Despite the presence of more than a dozen officers in the hallway, at a news conference, Texas Department of Public Safety Director Steven McCraw said none tried to breach the classroom door where the shooter was for almost an hour.
“Of course this was not the right decision,” said McCraw. “It was the wrong decision. Period.”
The decision to not enter the classroom, despite lessons learned from Columbine High School, is a concern because, according to McCraw, sporadic gun shots were heard and children were actively calling 911 from inside the school pleading for help at the time. During one of those 911 calls, at 12:50 p.m., gunshots were heard, he said.
“It was believed at the time the subject was stationary, barricaded,” said McCraw, who said officers on the ground believed “there was no risk to other children.”
To find out where the break down might have occurred, KXAN turned to a former 911 dispatcher with a decade of experience. Anita, who did not want to give her last name or show her face, lives 15 miles from Uvalde. She used to work for the Crystal City Police Department — about 40 miles south of Uvalde — as a 911 operator.

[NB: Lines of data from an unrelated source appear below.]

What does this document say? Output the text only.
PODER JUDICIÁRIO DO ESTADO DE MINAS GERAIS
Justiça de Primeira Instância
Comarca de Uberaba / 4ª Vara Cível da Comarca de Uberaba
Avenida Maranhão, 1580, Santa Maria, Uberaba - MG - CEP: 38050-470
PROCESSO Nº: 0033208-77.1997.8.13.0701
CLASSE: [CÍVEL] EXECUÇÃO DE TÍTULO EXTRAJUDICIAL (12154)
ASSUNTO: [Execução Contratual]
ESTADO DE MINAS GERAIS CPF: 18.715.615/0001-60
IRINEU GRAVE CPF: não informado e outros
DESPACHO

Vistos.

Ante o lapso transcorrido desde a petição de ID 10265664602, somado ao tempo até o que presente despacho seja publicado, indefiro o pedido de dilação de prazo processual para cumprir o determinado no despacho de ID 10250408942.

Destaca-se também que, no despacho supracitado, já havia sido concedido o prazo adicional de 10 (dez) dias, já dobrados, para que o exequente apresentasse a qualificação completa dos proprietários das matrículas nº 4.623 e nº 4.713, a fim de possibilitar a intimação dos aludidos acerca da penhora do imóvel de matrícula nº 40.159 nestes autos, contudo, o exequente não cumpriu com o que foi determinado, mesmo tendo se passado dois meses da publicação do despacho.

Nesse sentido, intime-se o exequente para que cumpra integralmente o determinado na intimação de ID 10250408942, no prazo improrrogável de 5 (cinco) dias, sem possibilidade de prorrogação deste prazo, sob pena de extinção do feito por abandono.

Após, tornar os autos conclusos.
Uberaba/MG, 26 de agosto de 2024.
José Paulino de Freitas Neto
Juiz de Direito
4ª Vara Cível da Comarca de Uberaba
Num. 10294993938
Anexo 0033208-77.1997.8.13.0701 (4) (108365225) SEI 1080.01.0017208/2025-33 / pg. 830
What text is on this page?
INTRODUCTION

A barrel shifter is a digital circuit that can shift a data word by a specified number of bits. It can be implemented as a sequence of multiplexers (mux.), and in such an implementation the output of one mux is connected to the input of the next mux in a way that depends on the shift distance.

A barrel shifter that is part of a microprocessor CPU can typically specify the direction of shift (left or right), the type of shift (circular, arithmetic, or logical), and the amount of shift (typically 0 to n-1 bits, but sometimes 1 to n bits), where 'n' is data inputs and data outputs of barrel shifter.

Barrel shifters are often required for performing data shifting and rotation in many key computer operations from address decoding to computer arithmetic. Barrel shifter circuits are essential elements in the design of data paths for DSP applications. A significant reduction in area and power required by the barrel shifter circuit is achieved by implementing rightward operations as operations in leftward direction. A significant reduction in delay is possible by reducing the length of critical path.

“Everybody’s life is in your hands,” she said. “When you’re behind the desk, everybody’s life is in your hands.”
Based on her experience, she believes “somebody failed.” The former dispatcher said in the high-pressure job, seconds count. When information comes in, like an active shooter, that is supposed to immediately be relayed to the officers on the ground through both police radio and computer messages.
“You’re relaying it out on the radio while you’re typing,” said Anita, who described having to constantly multitask.
It’s unclear what information officers in Uvalde actually received or if they were aware of the 911 calls that were coming in.
“So, it would assume either the [911 operator’s] notes weren’t typed out or relayed?” asked KXAN investigative reporter Matt Grant. “Or, they were, and they were missed [by officers on the ground]?”
“Exactly,” Anita responded. “It’s either or.”
McCraw said he didn’t know what information the incident commander on the scene had received from 911 at the time of the shooting.
“That question will be answered,” said McCraw. “But, I’m not going to share that information right now.”
At least two children called 911 from inside the school and survived, he said.